Sugar is a prominent factor in modern history. Its ascendency to the status of a bulk commodity providing the necessary calories for the working classes shaped the social contours of the Caribbean and facilitated the Industrial Revolution. Being the single most important commodity after oil, produced in tropical as well as temperate zones, sugar has always been subject and cause of geopolitical tribulations. The literature on the production of cane sugar in tropical and subtropical regions is rich and though the historiographies of sugar production in Asia and the New World do not always speak to each other, there is a clear sense that writing about sugar is key to understanding colonialism and therefore global history.
As a rule, however, these narratives concern only cane sugar. Beet sugar is apparently considered to be agrarian history of mere domestic importance. This obfuscates the fact that by the late nineteenth century beet sugar was produced in greater quantities than cane sugar and exported all over the world. Obviously, this had its imperial repercussions too, as Mapes’s thoroughly researched book demonstrates. Precisely in the middle of the ascendency of the United States’ beet sugar industry, around 1900, the Spanish sugar colonies Cuba, Puerto Rico, and the Philippines were acquired. This turned the beet sugar industrialists into ardent advocates of Philippine independence, which they expected would automatically end the favourable tariff treatment for its sugar exports to the US.
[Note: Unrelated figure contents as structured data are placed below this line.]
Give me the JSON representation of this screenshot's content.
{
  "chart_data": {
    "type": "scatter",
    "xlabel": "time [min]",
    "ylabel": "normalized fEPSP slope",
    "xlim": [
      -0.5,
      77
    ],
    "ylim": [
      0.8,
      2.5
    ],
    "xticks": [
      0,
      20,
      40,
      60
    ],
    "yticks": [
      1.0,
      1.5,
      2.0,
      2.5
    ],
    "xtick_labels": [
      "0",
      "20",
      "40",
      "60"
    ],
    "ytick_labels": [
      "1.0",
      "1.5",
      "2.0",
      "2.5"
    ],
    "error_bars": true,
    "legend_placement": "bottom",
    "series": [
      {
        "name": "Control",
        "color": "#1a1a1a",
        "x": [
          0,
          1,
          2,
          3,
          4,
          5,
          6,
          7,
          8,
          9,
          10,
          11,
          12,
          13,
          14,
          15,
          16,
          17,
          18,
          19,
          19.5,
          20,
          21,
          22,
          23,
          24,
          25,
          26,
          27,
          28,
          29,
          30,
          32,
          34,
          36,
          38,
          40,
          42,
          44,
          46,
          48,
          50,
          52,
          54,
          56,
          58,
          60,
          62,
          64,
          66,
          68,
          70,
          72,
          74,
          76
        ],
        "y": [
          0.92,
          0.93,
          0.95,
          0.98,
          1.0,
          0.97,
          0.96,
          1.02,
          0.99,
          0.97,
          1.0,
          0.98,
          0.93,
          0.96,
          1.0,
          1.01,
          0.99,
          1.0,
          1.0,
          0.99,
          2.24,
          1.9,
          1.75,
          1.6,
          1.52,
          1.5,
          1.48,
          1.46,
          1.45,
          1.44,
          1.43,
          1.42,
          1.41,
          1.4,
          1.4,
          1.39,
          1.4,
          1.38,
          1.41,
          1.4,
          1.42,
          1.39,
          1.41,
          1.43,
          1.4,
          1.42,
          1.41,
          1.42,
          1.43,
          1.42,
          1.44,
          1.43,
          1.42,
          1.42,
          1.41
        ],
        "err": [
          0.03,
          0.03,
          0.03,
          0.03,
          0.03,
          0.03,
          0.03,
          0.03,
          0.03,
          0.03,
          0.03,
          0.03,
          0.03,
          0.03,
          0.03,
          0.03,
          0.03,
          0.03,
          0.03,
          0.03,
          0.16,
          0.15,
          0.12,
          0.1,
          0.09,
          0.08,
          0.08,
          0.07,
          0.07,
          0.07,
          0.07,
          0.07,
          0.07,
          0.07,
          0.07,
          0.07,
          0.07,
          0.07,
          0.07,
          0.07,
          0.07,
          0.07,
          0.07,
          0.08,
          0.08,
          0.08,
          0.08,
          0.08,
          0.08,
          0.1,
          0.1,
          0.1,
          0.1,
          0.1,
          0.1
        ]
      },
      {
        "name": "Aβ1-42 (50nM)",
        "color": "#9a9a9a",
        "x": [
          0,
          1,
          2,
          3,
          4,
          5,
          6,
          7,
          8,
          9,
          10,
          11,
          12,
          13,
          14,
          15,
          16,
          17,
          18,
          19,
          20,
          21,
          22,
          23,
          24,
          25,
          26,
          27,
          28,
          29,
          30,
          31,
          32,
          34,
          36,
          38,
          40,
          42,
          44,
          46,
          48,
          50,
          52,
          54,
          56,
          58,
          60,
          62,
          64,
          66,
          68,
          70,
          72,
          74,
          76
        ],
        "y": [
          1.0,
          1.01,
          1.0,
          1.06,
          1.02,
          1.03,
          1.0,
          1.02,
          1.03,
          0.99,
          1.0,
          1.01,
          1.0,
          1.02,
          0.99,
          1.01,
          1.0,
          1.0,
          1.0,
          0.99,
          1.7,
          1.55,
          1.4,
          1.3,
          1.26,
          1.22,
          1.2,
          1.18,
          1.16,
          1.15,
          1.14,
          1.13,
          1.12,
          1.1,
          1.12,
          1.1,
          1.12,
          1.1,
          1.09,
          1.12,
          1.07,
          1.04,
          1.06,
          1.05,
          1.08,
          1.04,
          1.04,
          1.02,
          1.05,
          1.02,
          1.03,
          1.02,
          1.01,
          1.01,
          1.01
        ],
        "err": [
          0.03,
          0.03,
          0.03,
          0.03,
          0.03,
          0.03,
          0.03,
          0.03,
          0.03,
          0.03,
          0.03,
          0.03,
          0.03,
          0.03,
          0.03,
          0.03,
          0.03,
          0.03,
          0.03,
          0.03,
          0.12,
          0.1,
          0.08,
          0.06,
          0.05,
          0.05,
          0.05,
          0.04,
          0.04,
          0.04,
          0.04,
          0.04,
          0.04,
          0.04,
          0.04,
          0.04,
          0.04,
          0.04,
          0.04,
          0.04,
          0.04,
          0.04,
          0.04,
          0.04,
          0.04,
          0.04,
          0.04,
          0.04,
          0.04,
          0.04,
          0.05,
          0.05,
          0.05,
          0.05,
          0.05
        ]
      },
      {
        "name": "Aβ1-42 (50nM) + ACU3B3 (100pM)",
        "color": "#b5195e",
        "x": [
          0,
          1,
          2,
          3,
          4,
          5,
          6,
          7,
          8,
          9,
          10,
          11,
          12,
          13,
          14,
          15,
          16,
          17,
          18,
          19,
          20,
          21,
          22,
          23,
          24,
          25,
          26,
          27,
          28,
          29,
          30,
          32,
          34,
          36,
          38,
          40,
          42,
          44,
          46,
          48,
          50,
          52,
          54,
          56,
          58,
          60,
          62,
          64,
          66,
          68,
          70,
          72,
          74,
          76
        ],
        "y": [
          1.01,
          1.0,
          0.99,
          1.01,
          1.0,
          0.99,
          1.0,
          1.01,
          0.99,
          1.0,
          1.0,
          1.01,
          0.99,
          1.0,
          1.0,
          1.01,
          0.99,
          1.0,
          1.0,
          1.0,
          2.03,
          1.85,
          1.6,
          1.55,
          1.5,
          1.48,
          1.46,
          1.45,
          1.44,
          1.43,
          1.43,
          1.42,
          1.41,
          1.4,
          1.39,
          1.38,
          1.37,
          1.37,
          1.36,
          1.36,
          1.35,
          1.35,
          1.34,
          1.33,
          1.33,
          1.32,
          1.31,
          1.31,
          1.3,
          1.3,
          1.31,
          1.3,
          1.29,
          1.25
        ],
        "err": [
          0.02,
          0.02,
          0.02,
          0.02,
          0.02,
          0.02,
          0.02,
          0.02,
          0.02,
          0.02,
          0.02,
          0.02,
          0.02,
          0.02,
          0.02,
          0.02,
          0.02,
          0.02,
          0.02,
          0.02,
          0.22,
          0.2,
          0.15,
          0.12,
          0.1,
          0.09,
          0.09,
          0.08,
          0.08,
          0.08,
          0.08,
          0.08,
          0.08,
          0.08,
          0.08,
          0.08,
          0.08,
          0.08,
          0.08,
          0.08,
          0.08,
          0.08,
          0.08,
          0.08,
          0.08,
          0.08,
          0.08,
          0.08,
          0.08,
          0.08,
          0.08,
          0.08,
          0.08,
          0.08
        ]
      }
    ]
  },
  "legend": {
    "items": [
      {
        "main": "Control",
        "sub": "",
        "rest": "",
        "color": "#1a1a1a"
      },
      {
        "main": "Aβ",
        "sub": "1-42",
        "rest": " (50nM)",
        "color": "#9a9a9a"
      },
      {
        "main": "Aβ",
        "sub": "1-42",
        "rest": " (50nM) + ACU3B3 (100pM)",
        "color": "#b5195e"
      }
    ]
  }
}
From its very beginning the story of Michigan’s sugar industry and its workers, who play a central role in this book, has been linked to America’s formal and informal empire. In the very year that Michigan welcomed its first beet-sugar factory, the United States gained control over the Spanish sugar empire. But it is also a story of informal empire, namely a story about Mexican migrant labourers, including many women and children, who were brought in to harvest the beet. Sweet Tyranny inserts the Michigan sugar beet into the global history of sugar and the flows of labour migration it engendered. By relating beet to cane and local to global this book offers a series of eye openers. A lot has been written, for example, on the perennial struggles between the cane cultivators and the factories, in which the factories were the stronger party, a situation usually attributed to colonial power relations. It was not, however, very different in Michigan where the resourceful factory owners usually won their struggles with the farmers despite the fact that they relied completely on the willingness of the latter to grow beet.
If cane-sugar production was labour-intensive, beet-sugar production also involved many hands in the fields. So many indeed that it affected American immigration policies. During World War I the stream of fresh Polish and Russian immigrants to the fields dried up. From 1917 onwards labour shortages became general. The solution was found by lifting immigration restrictions (the need to pass a literacy test) for Mexican workers to allow them in as seasonal labour to rescue the strategically important beet-sugar production. The general opinion in the US was that these “temporarily allowed aliens” should by no means be permitted to become permanent residents or to find their way to urban industrial sites. The guest worker was introduced to Michigan, while Labor Secretary Wilson believed, naively we might say with the benefit of hindsight, that those Mexican workers could be exported as easily as they were imported. This happened within a state, remarks Mapes, that was deeply committed to free labour. Here the comparison with the case of Chinese coolies who were imported to the cane fields of Louisiana during ReconstructionFootnote 1 half a century earlier would have been apposite, because the same discussion took place then. Both these discourses entailed the same procedure of defining the United States as a land of free citizens and free labour, thereby making the immigrant worker without citizen rights an anomaly, a coolie whose otherness was framed in a racial vocabulary.
Like the Chinese fifty years before, the Mexicans had come to stay despite appalling forms of exploitation. The contracts the workers had to sign charged them for transport, supplies, and accommodation, which often left families in debt after months of arduous work. It was not easy for these workers to get their rightful wages, exposing, according to Mapes, “the limits of ‘free labour’ in the labour contracts they signed” (p. 155). Not surprisingly, the Mexican immigrants could not be confined to the countryside but found their way to the cities, circulating between agricultural and industrial work and belying the idea of their being seasonal immigrants. And thus the sugar-beet industry became the most important employer of Mexican workers in the 1930s.
It was an employer always at odds with the larger political interest of the United States during its period as formal empire and in the course of its devolution to a modern hegemonic power, which was global free trade. The beet-sugar industry has been fighting against free trade ever since the Roosevelt administration began lowering tariff walls in the 1930s. Sugar thus remains a highly political topic, both in terms of the relationship between the US and tropical sugar producers within its political spheres of influence as well as in terms of the immigration of guest workers. Sugar has been in the crucible of American imperial and immigration policies, a unique position for a commodity, as Mapes convincingly shows.